The solution is to roll up metrics by session, and preserve user and session IDs in your sessionized table (user_pseudo_id and ga_session_id for anyone who wants to try this at home). You then create calculated fields on your datasource in Looker studio that do session and user counts and all of their derivations. In addition to solving the issue of overcounting sessions and users, this approach also means you can have one multi-purpose table that addresses most reporting needs.
This article helped show me the light on sessionization, and this github repository should go a long way towards helping you build your own sessionized goodness. I’m also a giddy fanboy of Johan van de Werken, but more on that in my comprehensive post.
Meta is Importing Data From GA4?
Wait what?!? I can’t believe this is getting so little attention. Apparently, Meta has floated out a GA4 import function to select clients with the goal of releasing it to general availability soon. If, like me, you’d rather chew your own arms off than try to navigate the hellscape of Meta Business Managers, Ad accounts and company Pages to set up website conversions, this is really big news. It also means that your website conversion attribution is based on a first-party GA4 cookie, versus the doomed third-party Meta cookie.
Content We’ve Published
- I did a series for Root & Branch on Google Search Console reporting in Looker Studio. The last in the series published this month: How to Visualize Topic Clusters and Trends in Looker Studio. Parts one and two.
- I’ve also spent too much time this year hunting for bots in GA4. If you, too, are a reluctant bot hunter, this blog post series is for you. I’ve broken it down into three key parts, identifying, filtering in reports, and filtering the traffic so it’s not logged in GA4 in the first place.
Articles/Videos That Made Me Smarter
- Introducing the 3-30-300 Rule for Better Reports
A lot of treatises on data visualization boil down to “keep it simple,” but that advice is hard to follow when your stakeholders’ needs range from the general to the specific. This article does an excellent job of explaining why and how to build better reports and dashboards. - How to Join GA4 and Search Console data
This is a beautiful explanation of a complex topic.
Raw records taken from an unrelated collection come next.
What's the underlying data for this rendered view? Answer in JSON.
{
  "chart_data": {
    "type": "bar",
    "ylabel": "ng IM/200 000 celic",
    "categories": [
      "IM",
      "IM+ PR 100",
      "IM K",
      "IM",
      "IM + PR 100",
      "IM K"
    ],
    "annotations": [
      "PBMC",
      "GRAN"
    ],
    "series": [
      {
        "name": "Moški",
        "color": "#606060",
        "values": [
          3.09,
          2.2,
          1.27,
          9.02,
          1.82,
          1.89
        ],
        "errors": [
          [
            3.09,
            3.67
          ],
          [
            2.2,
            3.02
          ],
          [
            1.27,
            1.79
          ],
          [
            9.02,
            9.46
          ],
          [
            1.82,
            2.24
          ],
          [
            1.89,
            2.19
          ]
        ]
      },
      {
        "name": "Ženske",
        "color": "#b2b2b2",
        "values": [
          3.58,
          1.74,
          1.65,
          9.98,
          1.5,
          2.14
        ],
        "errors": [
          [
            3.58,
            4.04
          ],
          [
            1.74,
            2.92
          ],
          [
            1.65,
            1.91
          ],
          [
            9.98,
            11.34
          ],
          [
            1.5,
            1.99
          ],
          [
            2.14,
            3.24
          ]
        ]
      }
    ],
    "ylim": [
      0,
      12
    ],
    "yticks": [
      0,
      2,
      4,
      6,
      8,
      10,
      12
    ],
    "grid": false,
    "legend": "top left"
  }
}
Hats off to Dominic Woodman. - Marketing Analytics Data is Wrong. Can It Be Fixed?
Dana DiTomaso details the increasing challenges of tracking people online and offers up some solutions. Her pie-chart-within-a-pie-chart in particular has me questioning my general distain for pie charts. - How To Think About Your (GA4) Data (in BigQuery): There’s Levels To This
I’ve found that dimension and metric scope is one of the most confusing aspects of GA4. Krisztián Korpa does a nice job of walking us through the messy details.